Ryan’s tone cools, ‘We don’t call ’em “niggers” no more, Grandma, we call ’em black people.’ He looks at me. ‘But there are lots of jokes ’bout black people round these parts. Some people say they’re just lazy and only want handouts from government…’

‘It ain’t no lie!’ pipes up Arnouville in her cardigan and her wrinkled face. ‘Back when I was young, there was this thing called segregation, you see… and all of it was separate… separate buses, separate schools, you name it… and it all worked a damn sight better too, I’ll tell you that much! And now, now these blacks they think they own the place, they walk around, livin’ the easy life.’

‘Aw now… Grandma, I’m sure some black folk are out to earn an honest living.’ Ryan tries to soothe the old cardigan with its sharp face. Unconvinced, she stifles a sarcastic laugh, demands her joke.

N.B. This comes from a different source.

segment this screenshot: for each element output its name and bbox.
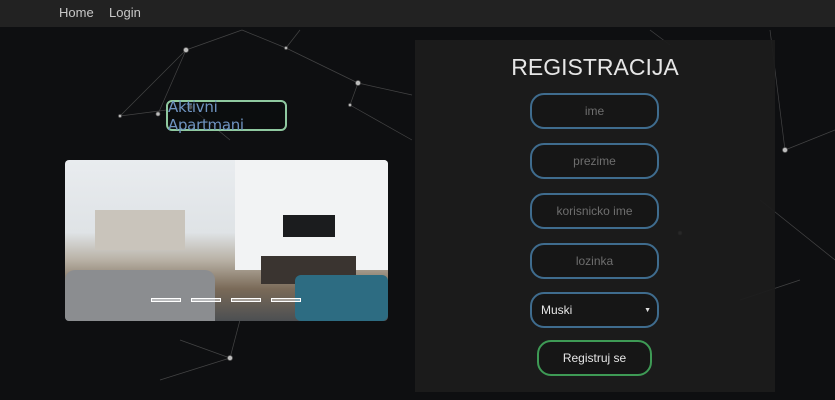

Ryan sighs, begins… ‘Well, down here in the South we have three different types of nigger… you got the Randabak, the Motesa and the Wemachek. Randabak, he’s a real hard-working nigger… he follows behind the garbage truck, slapping the truck, throwing in the trashcans and all the while shouting, “Round the back, round the back!” Then you got the Motesa, now he’s a real polite nigger, always working for white people, and he’s always saying nothing but “More tea, sir? More tea, sir?”’ The terrace beams more and more as Ryan reels them out. ‘Then you got the Wemachek… see… he a real lazy nigger, never worked a day, and he’s always there, first thing at the social security office, and he just says, “Where’s ma cheque? Where’s ma cheque?”’

And the whole terrace splits with laughter… Whoosh, brilliant!... Fat arms fly up in the air and moustaches stand to attention, cardigans gripped tight about waists so sides don’t peel to burst with glee. Even deaf, dumb Martin with faulty ears that didn’t hear a word, even Martin’s struck, starts bobbing up and down and holding his mouth as they all laugh harder until finally one person hits the wall and has to cough… and then another, and then everybody is coughing and laughing and then just coughing. Stone-faced, I sit on the terrace as the Lemoines and the Arnouvilles cough, splutter and then soothe it all with a cigarette.

‘You get it?’ Ryan notices I didn’t laugh. ‘You see, he’s saying, “Where-is-ma-cheque?” and he’s asking, “Would you like more-tea-sir?”’

But it’s no good… I just can’t laugh at a racist joke. Try as I might, I just wind up in a grimace. With all that said though, there’s a final word here… about the Lemoines and the Arnouvilles, living in deepest Louisiana, where Ryan Lemoine Senior has picked twenty kilos of pecans that autumn… twenty damn kilos, half his scrawny bodyweight, bending down to each nut in order to make a hundred bucks and go on living in a trailer with the rest of his family, a generation in each direction, and a dozen yapping dogs with squashed faces and respiratory problems. Twenty kilos of pecans to go on living on the breadline in the richest country on earth, where all you have to do is turn on a television set to see everything you haven’t got and just how easy some other bastard has it. The Lemoines, the Arnouvilles… even that old dragon in the yellow cardigan, you don’t meet better people than that. Only pawns in their game… racist as sin, but when you’re a signed-up, bought-and-paid-for member of Underclass, where you’ve no ambition in life beyond continuing to be poor, and where your sense of entitlement runs no further than the right to be hoodwinked and bent over double for somebody else’s gain… When you’re destined to live a life so primitive… well, it’s not hard to imagine seeing a tribe with more pigment, different lineage, thick voices, lips and broad noses as a people different, especially when that separate tribe is thrown into the same crummy strata of society you’d been told half a century earlier you could call you own. Go to Washington, go to New York and to London… that’s where you’ll find the ones who are responsible.

***

Before evening was out, Marjory Lemoine handed me pen and paper, had me write my address in London. When I returned home, 7 December… sure enough, waiting for me was a card from Louisiana, a picture of a globe with dolls linking arms all around it. Marjory Lemoine, there in blue biro… ‘Write to us some time, let us know you got home safe.’